I've just used ABySS to build a de novo assembly from some 2x150 PE sequence data (targets are probe-captured fragments from across the genome). My inserts are, on average, approximately 270bp long. An outcome that I didn't expect (but make sense in retrospect) is that the output from ABySS contains a very large number of contigs all the way down to my chosen k-mer size, which is 46bp. I'm having trouble understanding the best way to handle these, given that they should provide less information than the reads themselves. Should I keep them in for downstream analysis (SNP calling, mainly)? Should I discard any contigs below my read size? Below my insert size?
In contrast, I also performed an assembly using MaSuRCA, which produced similar results (i.e. ~same N50 and L50, ignoring contigs below 500bp in ABySS's case), but an order of magnitude fewer contigs - I think because the coverage filter is set to a more aggressive default, so all the k-mers are discarded during assembly (though I'd have to double-check where the two differ).
[EDIT] This is reduced-representation sequencing of a eukaryote (insect with genome size ~500Mbp), i.e. it's not intended to be a high-quality assembly. The intended use is for population genomics, so the idea is just to have a large number of homologous loci. My assembly is based on a handful of samples to provide an "internal" reference to which all samples can then be aligned - which is part of why my instinct is to discard anything below the read length.

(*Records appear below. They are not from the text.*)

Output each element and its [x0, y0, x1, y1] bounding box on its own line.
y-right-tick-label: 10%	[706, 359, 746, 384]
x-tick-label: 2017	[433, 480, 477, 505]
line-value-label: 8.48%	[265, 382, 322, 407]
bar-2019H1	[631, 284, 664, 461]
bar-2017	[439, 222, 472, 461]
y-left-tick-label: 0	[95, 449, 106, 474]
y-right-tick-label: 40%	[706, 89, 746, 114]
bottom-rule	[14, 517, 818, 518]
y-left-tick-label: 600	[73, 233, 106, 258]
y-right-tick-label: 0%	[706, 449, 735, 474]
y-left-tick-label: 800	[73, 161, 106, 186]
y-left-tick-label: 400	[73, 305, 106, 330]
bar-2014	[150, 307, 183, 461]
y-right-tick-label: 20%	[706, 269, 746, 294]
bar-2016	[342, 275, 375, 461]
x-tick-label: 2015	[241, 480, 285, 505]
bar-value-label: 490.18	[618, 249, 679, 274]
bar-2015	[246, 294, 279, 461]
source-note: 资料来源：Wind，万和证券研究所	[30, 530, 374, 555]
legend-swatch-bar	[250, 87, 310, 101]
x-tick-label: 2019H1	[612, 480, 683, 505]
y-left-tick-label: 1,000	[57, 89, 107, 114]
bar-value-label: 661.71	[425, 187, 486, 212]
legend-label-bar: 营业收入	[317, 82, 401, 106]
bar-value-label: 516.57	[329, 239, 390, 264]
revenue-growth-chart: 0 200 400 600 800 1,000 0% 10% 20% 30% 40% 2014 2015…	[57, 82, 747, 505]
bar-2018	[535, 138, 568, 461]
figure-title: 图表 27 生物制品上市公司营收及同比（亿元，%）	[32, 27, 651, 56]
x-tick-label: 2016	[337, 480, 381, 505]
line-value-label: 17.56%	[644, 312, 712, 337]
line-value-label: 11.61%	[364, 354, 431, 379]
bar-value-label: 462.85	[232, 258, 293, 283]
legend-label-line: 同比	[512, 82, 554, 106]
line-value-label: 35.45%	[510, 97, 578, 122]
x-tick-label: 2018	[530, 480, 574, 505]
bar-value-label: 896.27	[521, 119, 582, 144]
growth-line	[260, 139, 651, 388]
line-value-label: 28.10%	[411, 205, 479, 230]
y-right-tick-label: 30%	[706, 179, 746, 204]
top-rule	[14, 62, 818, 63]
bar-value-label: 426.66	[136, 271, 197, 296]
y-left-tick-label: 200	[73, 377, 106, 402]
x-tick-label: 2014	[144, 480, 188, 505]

Any insights super appreciated! Thanks.
Sorry, I should have provided more information. The data are from a eukaryote (an insect, genome size probably around 500Mbp), and were obtained from old/degraded samples, so smaller contigs and spottier coverage are to be expected. But I'm not super concerned about how well I've covered the genome, as this is a population genomics project. N50 is only about 587. Not sure about coverage, but certainly not that high.
Yes, you kind of left out a very important piece of information. The N50 value indicates a bad assembly, but maybe that's the best one can get with your sample. I don't have first-hand experience with this kind of assembly, but with such a low N50 you may want to keep everything that is your read length (150 bp) or larger.